The reason that cutting shapes out of card and the camera's own mirror box can interfere with the rendering is because they are blocking out light from the image circle. This shielding doesn't, or, at least, shouldn't.

But as you're well aware, the mirrorbox of Canons will clip the image circle anyway, so it's basically irrelevant. The only way to get a lens faster than f/1.4 on a Canon without the mirrorbox clipping would be to move to a shorter focal length, something like 22mm or so if my rough, late-night maths is correct. 22/0.95 results in an aperture half the size of 50/0.95, and that should be able to just about project an image circle just escaping the mirrorbox. (Though the angle the edges would come in at would be so broad, I'd expect the corner quality to be shockingly bad.)
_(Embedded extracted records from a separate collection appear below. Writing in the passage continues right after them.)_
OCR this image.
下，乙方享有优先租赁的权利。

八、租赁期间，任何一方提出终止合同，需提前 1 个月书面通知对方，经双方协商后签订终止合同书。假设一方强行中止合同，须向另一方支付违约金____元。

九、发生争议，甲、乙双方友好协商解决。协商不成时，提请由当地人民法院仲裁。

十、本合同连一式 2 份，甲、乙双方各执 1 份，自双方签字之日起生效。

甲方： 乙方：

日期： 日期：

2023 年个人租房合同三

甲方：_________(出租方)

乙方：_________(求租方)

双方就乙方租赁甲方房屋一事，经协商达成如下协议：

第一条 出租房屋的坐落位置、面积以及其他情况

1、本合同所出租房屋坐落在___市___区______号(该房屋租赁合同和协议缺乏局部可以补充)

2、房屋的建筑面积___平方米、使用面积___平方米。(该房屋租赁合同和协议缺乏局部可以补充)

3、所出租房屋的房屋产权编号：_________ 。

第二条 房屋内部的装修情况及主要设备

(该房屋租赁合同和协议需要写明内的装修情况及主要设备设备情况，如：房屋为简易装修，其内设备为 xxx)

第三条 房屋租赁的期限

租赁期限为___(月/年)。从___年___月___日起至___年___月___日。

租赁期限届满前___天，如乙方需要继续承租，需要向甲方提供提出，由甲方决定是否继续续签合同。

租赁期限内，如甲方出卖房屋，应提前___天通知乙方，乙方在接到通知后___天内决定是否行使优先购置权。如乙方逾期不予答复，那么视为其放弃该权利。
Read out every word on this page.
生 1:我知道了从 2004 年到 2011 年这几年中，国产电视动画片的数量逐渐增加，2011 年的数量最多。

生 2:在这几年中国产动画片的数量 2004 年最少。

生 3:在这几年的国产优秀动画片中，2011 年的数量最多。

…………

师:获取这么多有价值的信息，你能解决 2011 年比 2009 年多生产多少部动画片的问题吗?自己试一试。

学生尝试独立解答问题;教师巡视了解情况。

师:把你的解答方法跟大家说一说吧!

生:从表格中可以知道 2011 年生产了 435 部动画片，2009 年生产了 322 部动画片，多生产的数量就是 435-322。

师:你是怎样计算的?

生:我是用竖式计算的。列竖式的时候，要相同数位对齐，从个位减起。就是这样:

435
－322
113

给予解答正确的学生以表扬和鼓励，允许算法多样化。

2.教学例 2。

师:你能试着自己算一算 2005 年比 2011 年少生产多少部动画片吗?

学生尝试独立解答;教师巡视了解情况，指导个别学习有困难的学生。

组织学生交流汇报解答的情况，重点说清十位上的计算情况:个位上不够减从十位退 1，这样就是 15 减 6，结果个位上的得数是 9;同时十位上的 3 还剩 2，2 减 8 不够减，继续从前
One advantage of going all the way to f/0.95, though, and especially with the even, 'easy' rendering that Mitakon use, is that everything gets so blurred-out you don't really make out any particular background shapes anyway. You'll only notice the clipped highlights if you're basically doing a YouTube-esque 'bokeh test' shot with christmas lights against a stark backdrop, and, well, I doubt many people are actually shooting that as part of their 'real' photos. Similar to how the Canon 50mm and 85mm f/1.2s are kind of awful lenses in strict testing, there's more to a lens than simply its ability to pass the disconnected, arbitrary testing of most reviewers. The rendering is far more important for lenses like this, and clipped highlight shapes haven't really been a problem for the Canon 85mm f/1.2, and that lens has been producing them for decades now.